Over the last four years, Xiaomi has taken a 14 percent share in India’s still-growing smartphone market. “We are the No 2 brand in India,” Jain says. Samsung Electronics continues to hold on to its solid No 1 position, still selling about one in every four smartphones in India.

Xiaomi did partner with Bharti Airtel to sell some of its phones at the wireless provider’s outlets, but online sales on sites such as Flipkart and Amazon’s Indian site account for almost all of Xiaomi’s volumes in India. The Mi Home won’t change that because Xiaomi’s success depends on the frugality that ecommerce affords.

“What we make in a week, we sell that week,” Jain says.
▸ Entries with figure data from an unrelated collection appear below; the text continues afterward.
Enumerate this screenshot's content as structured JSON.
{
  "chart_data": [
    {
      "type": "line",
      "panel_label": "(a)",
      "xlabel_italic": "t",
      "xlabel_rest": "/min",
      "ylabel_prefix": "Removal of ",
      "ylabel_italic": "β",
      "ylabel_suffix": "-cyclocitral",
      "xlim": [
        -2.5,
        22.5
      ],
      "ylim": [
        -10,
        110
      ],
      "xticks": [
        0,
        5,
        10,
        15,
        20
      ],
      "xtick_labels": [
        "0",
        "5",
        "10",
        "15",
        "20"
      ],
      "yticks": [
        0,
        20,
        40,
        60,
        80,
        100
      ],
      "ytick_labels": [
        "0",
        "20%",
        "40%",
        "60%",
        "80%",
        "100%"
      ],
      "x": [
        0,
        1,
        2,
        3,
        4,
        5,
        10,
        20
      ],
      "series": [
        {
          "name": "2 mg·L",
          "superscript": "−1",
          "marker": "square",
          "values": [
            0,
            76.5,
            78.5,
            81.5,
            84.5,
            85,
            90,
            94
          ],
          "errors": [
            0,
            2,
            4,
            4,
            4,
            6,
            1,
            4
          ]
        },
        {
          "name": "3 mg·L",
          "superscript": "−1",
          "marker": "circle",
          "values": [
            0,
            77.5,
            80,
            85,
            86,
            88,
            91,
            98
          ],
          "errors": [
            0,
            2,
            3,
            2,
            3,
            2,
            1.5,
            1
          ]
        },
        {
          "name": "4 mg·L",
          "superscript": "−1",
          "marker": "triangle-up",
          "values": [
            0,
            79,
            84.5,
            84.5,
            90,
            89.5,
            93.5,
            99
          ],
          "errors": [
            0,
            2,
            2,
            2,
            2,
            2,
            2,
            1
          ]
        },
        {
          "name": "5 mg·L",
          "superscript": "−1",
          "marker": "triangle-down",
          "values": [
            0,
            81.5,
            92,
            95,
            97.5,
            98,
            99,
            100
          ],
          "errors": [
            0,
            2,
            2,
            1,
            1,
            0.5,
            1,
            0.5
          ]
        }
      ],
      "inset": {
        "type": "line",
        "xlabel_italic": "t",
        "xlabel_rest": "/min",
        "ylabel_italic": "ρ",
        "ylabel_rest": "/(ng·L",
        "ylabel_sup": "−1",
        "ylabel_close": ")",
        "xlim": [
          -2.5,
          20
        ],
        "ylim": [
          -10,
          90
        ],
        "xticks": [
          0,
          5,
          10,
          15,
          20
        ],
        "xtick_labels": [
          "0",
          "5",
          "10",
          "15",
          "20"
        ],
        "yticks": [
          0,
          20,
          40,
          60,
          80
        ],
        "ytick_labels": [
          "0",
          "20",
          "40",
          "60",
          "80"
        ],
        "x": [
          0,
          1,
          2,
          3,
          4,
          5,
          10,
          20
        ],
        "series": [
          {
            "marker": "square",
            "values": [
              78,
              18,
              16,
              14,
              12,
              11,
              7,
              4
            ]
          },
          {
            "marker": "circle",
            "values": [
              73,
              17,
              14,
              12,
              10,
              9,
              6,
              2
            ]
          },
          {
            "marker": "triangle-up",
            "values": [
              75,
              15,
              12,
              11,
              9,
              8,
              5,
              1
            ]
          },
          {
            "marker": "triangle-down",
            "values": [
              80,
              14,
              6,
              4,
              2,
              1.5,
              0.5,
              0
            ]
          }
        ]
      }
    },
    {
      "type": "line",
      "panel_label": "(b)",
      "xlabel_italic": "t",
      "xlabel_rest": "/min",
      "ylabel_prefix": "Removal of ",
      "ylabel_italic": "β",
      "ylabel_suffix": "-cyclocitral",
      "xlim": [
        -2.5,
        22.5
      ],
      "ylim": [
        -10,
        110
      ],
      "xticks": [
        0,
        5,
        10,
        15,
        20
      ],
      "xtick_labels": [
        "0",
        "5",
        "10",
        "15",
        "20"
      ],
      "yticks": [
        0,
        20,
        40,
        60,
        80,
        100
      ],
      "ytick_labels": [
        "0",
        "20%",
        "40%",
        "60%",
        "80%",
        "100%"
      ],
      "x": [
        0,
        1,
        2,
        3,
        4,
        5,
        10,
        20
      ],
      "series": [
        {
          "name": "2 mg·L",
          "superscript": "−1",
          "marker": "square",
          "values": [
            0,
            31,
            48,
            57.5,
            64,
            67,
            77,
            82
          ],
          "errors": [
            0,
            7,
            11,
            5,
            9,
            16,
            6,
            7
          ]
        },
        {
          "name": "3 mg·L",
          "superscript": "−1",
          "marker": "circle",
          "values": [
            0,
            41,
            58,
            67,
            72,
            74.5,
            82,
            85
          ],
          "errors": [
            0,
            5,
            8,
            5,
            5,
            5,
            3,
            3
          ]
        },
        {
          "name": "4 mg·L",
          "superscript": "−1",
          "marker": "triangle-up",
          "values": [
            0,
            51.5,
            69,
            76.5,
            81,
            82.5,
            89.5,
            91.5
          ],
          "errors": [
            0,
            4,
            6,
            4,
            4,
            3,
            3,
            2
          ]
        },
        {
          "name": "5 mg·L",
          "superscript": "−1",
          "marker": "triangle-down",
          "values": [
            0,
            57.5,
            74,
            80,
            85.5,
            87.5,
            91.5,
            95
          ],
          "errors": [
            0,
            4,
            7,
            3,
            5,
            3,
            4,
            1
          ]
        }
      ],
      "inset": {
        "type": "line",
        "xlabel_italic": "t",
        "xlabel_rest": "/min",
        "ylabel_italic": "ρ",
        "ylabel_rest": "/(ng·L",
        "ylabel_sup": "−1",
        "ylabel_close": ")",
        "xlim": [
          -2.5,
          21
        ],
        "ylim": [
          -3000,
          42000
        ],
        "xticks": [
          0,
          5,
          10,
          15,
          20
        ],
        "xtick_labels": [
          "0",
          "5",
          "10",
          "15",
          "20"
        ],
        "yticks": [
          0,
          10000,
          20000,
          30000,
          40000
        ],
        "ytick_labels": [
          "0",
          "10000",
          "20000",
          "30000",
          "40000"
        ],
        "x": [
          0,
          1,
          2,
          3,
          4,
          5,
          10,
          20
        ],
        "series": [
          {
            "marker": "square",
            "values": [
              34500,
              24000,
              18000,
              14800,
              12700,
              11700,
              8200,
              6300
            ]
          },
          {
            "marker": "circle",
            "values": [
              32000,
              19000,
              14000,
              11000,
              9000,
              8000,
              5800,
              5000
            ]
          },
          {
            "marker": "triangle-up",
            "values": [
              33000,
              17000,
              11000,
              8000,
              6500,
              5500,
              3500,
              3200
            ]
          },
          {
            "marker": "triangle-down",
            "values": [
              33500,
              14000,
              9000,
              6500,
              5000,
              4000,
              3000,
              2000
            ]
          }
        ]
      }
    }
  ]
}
The company has established two assembly units via its contract manufacturing partner Foxconn, which now makes four of the most popular Xiaomi smartphones sold in India at the plants in the southern Indian state of Andhra Pradesh.

What the Mi Home will do, Xiaomi hopes, is give customers a physical destination to associate with the online brand across the country. Customers can, for instance, take their own phones to a Mi Home, and try out various accessories that Xiaomi makes — including headphones, VR headsets, bluetooth speakers.

Over the next two years, Xiaomi expects to open a 100 such stores. It has some 70 of them in China and considers them a success in its home market as millions of people have visited those stores.

Not long ago, Xiaomi was the top selling smartphone brand in China, toppling local competitors as well as Samsung and Apple. It has since lost that position to companies such as Huawei and Oppo, which are also competing to sell phones in India — the latter has roped in a popular Bollywood actress to promote its selfie cameras in particular.

Xiaomi is also yet to bring its most expensive phones, the Mi Note range to India and Jain says there aren’t any immediate plans even as growing segment of affluent Indians gravitate towards Apple and Samsung. Xiaomi has certainly gone well beyond its initial geek-appeal to attract a broader section of cost-conscious middle class households in India.

Its phones remain among the cheapest with the most features. Competition, however, will only intensify. Lenovo Group, including its popular Moto brand, is another Chinese smartphone maker that has found success in India. And even Apple has found broader appeal by keeping its older models selling in this market, while Samsung remains a very strong brand in India.